Authorities in Hong Kong yesterday took an unprecedented step to quash separatist voices by banning a political party that advocates independence for the territory on national security grounds.
Hong Kong Secretary for Security John Lee (李家超) said that the Hong Kong National Party (HKNP) would be prohibited from operation as of yesterday.
At a briefing, Lee said the party led by 27-year-old Andy Chan (陳浩天) posed a threat to national security because it wants Hong Kong to be an independent republic and has taken steps to push this agenda.
Lee cited as examples alleged plans by the party to recruit members and infiltrate schools to promote its views.
Lee said the party also “spreads hatred and discrimination against mainlanders in Hong Kong.”
The HKNP had also said it would not stop at force, Lee added, but he conceded it had never committed violence and that Chan had advocated non-violence.
Chan had no immediate comment on the decision.
The ban cites a national security law that has not been invoked since 1997. It is likely to raise further questions about Beijing’s growing influence in the former British colony.

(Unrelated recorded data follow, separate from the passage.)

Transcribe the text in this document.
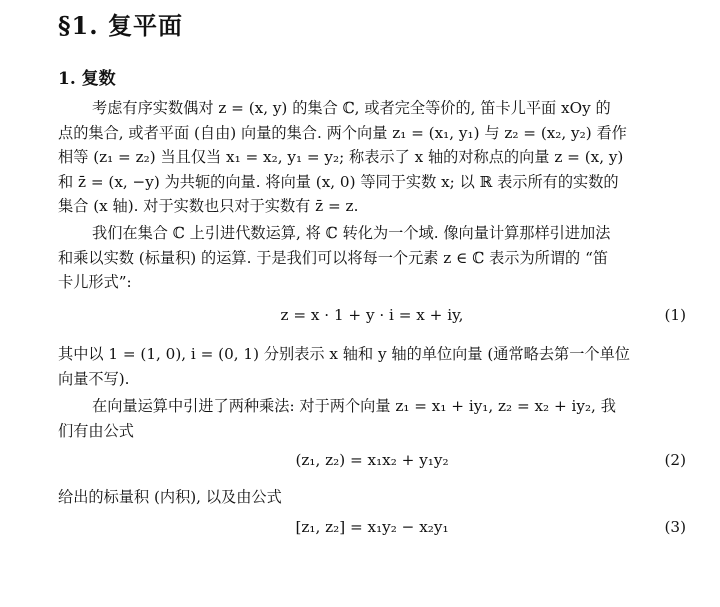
§1. 复平面
1. 复数
考虑有序实数偶对 z = (x, y) 的集合 ℂ, 或者完全等价的, 笛卡儿平面 xOy 的
点的集合, 或者平面 (自由) 向量的集合. 两个向量 z₁ = (x₁, y₁) 与 z₂ = (x₂, y₂) 看作
相等 (z₁ = z₂) 当且仅当 x₁ = x₂, y₁ = y₂; 称表示了 x 轴的对称点的向量 z = (x, y)
和 z̄ = (x, −y) 为共轭的向量. 将向量 (x, 0) 等同于实数 x; 以 ℝ 表示所有的实数的
集合 (x 轴). 对于实数也只对于实数有 z̄ = z.
我们在集合 ℂ 上引进代数运算, 将 ℂ 转化为一个域. 像向量计算那样引进加法
和乘以实数 (标量积) 的运算. 于是我们可以将每一个元素 z ∈ ℂ 表示为所谓的 “笛
卡儿形式”:
z = x · 1 + y · i = x + iy,	(1)
其中以 1 = (1, 0), i = (0, 1) 分别表示 x 轴和 y 轴的单位向量 (通常略去第一个单位
向量不写).
在向量运算中引进了两种乘法: 对于两个向量 z₁ = x₁ + iy₁, z₂ = x₂ + iy₂, 我
们有由公式
(z₁, z₂) = x₁x₂ + y₁y₂	(2)
给出的标量积 (内积), 以及由公式
[z₁, z₂] = x₁y₂ − x₂y₁	(3)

The perception that Beijing is reneging on its promise of semi-autonomy and eroding Hong Kong’s free elections and freedom of speech is helping fuel a rising generation of young activists calling for greater autonomy, if not outright independence.
The UK Foreign Office said in a statement that it was “concerned” at the move, noting it was the first such ban since the handover.
“The UK does not support Hong Kong independence, but Hong Kong’s high degree of autonomy and its rights and freedoms are central to its way of life, and it is important they are fully respected,” it said.
In Beijing, the State Council’s Hong Kong and Macau Affairs Office expressed support for the ban, saying in remarks carried by Xinhua news agency that the move was necessary to protect China’s national security.
An office spokesman said China fully supported punishing what Xinhua described as “any acts that jeopardize national security,’” and that Beijing has “zero tolerance for any organizations preaching ‘Hong Kong independence’ or engaging in activities of splitting the country.”
Maya Wang (王松蓮), a researcher with Human Rights Watch in Hong Kong, said the ban sets a dangerous precedent.
“The banning of the Hong Kong National Party is a milestone in the Beijing and Hong Kong governments’ assault on Hong Kong’s freedoms,” Wang said.
“This justification sets a dangerous precedent, where more non-violent pro-democracy political groups may be similarly banned,”’ Wang wrote in an e-mail.